A while back did a poacher trade with John on another forum, the trade was to be a basic all natural poacher style slingshot...well today after over a month in the mail system it finally arrived. A very sweet little pocket shooter set up with double TBG, not sure of the wood or the finish but it's as smooth as a babies butt...thanks John I'll be adding it to my back pocket rotation...haven't had a chance to shoot it yet due to the weather but looks like it will be a fine little shooter..













I think John may have got the short end of the stick..


----------



## Jakerock (Mar 8, 2012)

Good trade for both of you. Good lookers!


----------



## M.J (Nov 1, 2010)

That's a good looking little shooter!


----------



## harpersgrace (Jan 28, 2010)

sorry here's the pic of the one I sent John, it got deleted from the original post


----------



## M.J (Nov 1, 2010)

You both did very well, then!


----------



## Dayhiker (Mar 13, 2010)

No way John got the short end of that deal, Scottie. That looks like a nice trade to me... except that, well... can you really pull them bands? I know I couldn't when I got one of his forks. :question:


----------



## Toddy (Oct 2, 2011)

Yep I have to agree. I don't think either of you got the better end of that deal. Two very nice forks.


----------



## Dayhiker (Mar 13, 2010)

Toddy said:


> Yep I have to agree. I don't think either of you got the better end of that deal. Two very nice forks.
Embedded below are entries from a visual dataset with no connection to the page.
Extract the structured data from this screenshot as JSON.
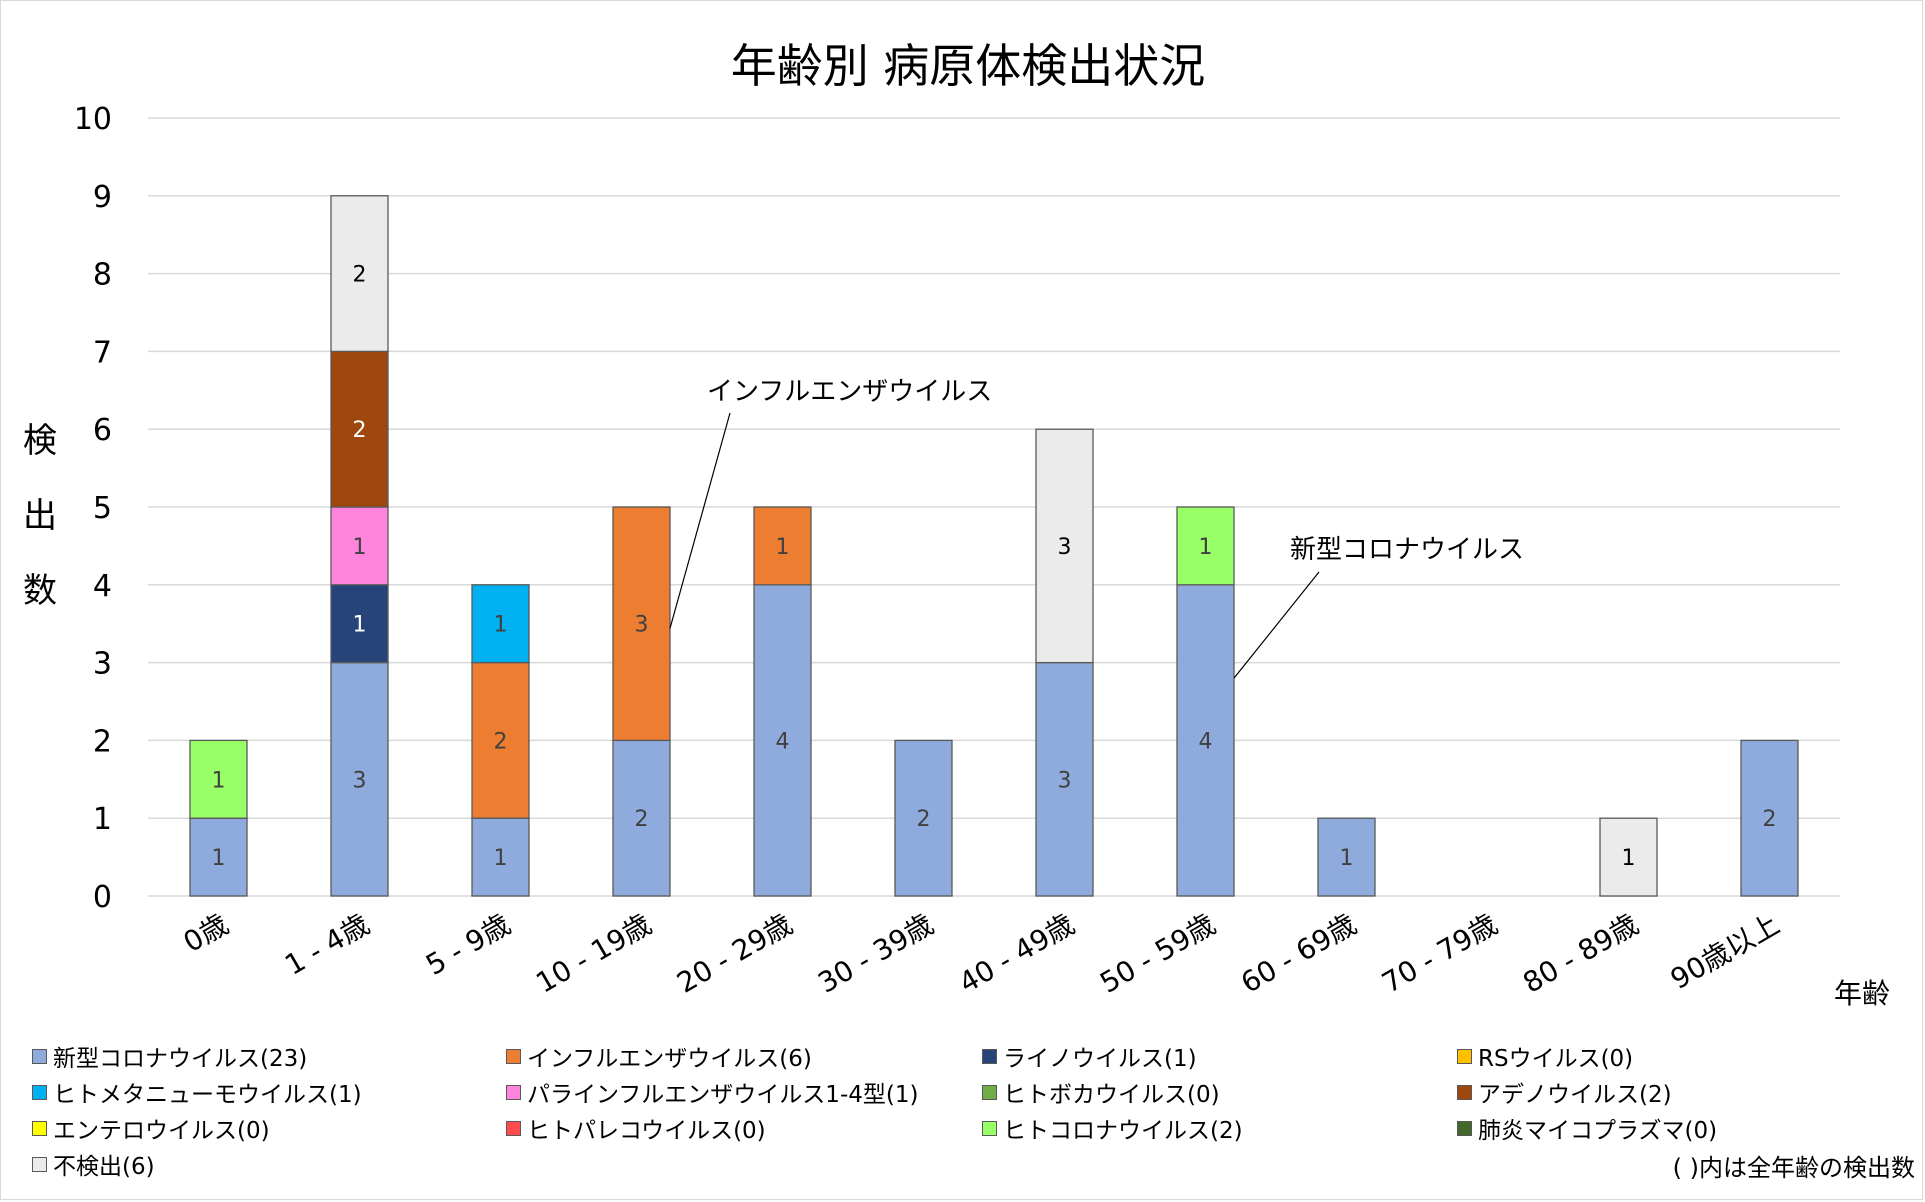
{
  "chart_data": {
    "type": "bar",
    "stacked": true,
    "title": "年齢別 病原体検出状況",
    "xlabel": "年齢",
    "ylabel": "検出数",
    "ylim": [
      0,
      10
    ],
    "yticks": [
      0,
      1,
      2,
      3,
      4,
      5,
      6,
      7,
      8,
      9,
      10
    ],
    "grid": true,
    "legend_position": "bottom",
    "categories": [
      "0歳",
      "1 - 4歳",
      "5 - 9歳",
      "10 - 19歳",
      "20 - 29歳",
      "30 - 39歳",
      "40 - 49歳",
      "50 - 59歳",
      "60 - 69歳",
      "70 - 79歳",
      "80 - 89歳",
      "90歳以上"
    ],
    "series": [
      {
        "name": "新型コロナウイルス",
        "total": 23,
        "color": "#8faadc",
        "label_color": "#404040",
        "values": [
          1,
          3,
          1,
          2,
          4,
          2,
          3,
          4,
          1,
          0,
          0,
          2
        ]
      },
      {
        "name": "インフルエンザウイルス",
        "total": 6,
        "color": "#ed7d31",
        "label_color": "#404040",
        "values": [
          0,
          0,
          2,
          3,
          1,
          0,
          0,
          0,
          0,
          0,
          0,
          0
        ]
      },
      {
        "name": "ライノウイルス",
        "total": 1,
        "color": "#264478",
        "label_color": "#ffffff",
        "values": [
          0,
          1,
          0,
          0,
          0,
          0,
          0,
          0,
          0,
          0,
          0,
          0
        ]
      },
      {
        "name": "RSウイルス",
        "total": 0,
        "color": "#ffc000",
        "label_color": "#404040",
        "values": [
          0,
          0,
          0,
          0,
          0,
          0,
          0,
          0,
          0,
          0,
          0,
          0
        ]
      },
      {
        "name": "ヒトメタニューモウイルス",
        "total": 1,
        "color": "#00b0f0",
        "label_color": "#404040",
        "values": [
          0,
          0,
          1,
          0,
          0,
          0,
          0,
          0,
          0,
          0,
          0,
          0
        ]
      },
      {
        "name": "パラインフルエンザウイルス1-4型",
        "total": 1,
        "color": "#ff85dc",
        "label_color": "#404040",
        "values": [
          0,
          1,
          0,
          0,
          0,
          0,
          0,
          0,
          0,
          0,
          0,
          0
        ]
      },
      {
        "name": "ヒトボカウイルス",
        "total": 0,
        "color": "#70ad47",
        "label_color": "#404040",
        "values": [
          0,
          0,
          0,
          0,
          0,
          0,
          0,
          0,
          0,
          0,
          0,
          0
        ]
      },
      {
        "name": "アデノウイルス",
        "total": 2,
        "color": "#9e480e",
        "label_color": "#ffffff",
        "values": [
          0,
          2,
          0,
          0,
          0,
          0,
          0,
          0,
          0,
          0,
          0,
          0
        ]
      },
      {
        "name": "エンテロウイルス",
        "total": 0,
        "color": "#ffff00",
        "label_color": "#404040",
        "values": [
          0,
          0,
          0,
          0,
          0,
          0,
          0,
          0,
          0,
          0,
          0,
          0
        ]
      },
      {
        "name": "ヒトパレコウイルス",
        "total": 0,
        "color": "#ff4b4b",
        "label_color": "#404040",
        "values": [
          0,
          0,
          0,
          0,
          0,
          0,
          0,
          0,
          0,
          0,
          0,
          0
        ]
      },
      {
        "name": "ヒトコロナウイルス",
        "total": 2,
        "color": "#99ff66",
        "label_color": "#404040",
        "values": [
          1,
          0,
          0,
          0,
          0,
          0,
          0,
          1,
          0,
          0,
          0,
          0
        ]
      },
      {
        "name": "肺炎マイコプラズマ",
        "total": 0,
        "color": "#43682b",
        "label_color": "#ffffff",
        "values": [
          0,
          0,
          0,
          0,
          0,
          0,
          0,
          0,
          0,
          0,
          0,
          0
        ]
      },
      {
        "name": "不検出",
        "total": 6,
        "color": "#ebebeb",
        "label_color": "#000000",
        "values": [
          0,
          2,
          0,
          0,
          0,
          0,
          3,
          0,
          0,
          0,
          1,
          0
        ]
      }
    ],
    "annotations": [
      {
        "text": "インフルエンザウイルス",
        "category": "10 - 19歳",
        "series": "インフルエンザウイルス"
      },
      {
        "text": "新型コロナウイルス",
        "category": "50 - 59歳",
        "series": "新型コロナウイルス"
      }
    ],
    "footnote": "( )内は全年齢の検出数"
  },
  "legend_order": [
    [
      "新型コロナウイルス",
      "インフルエンザウイルス",
      "ライノウイルス",
      "RSウイルス"
    ],
    [
      "ヒトメタニューモウイルス",
      "パラインフルエンザウイルス1-4型",
      "ヒトボカウイルス",
      "アデノウイルス"
    ],
    [
      "エンテロウイルス",
      "ヒトパレコウイルス",
      "ヒトコロナウイルス",
      "肺炎マイコプラズマ"
    ],
    [
      "不検出"
    ]
  ]
}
 :huh: ... Oh, I thought you were agreeing about the bands, Toddy. Hah!


----------



## harpersgrace (Jan 28, 2010)

DH, Well Im not going to be doing a days plinking with them but i think i can get off a few shots now and then


----------



## capnjoe (Jun 3, 2012)

Washte. This is a good trade.


----------



## superman365 (Dec 5, 2012)

I used to use the same setup...its not that hard....its just overkill for what I shoot


----------



## Dayhiker (Mar 13, 2010)

superman365 said:


> I used to use the same setup...its not that hard....its just overkill for what I shoot


Yeah but you're Superman. :huh:


----------



## rockslinger (Nov 16, 2010)

Nice trade for both!


----------



## rockslinger (Nov 16, 2010)

Nice trade for both of you, cool naturals!


----------



## rapidray (Dec 15, 2012)

A nice even trade! You both did well. Enjoy!


----------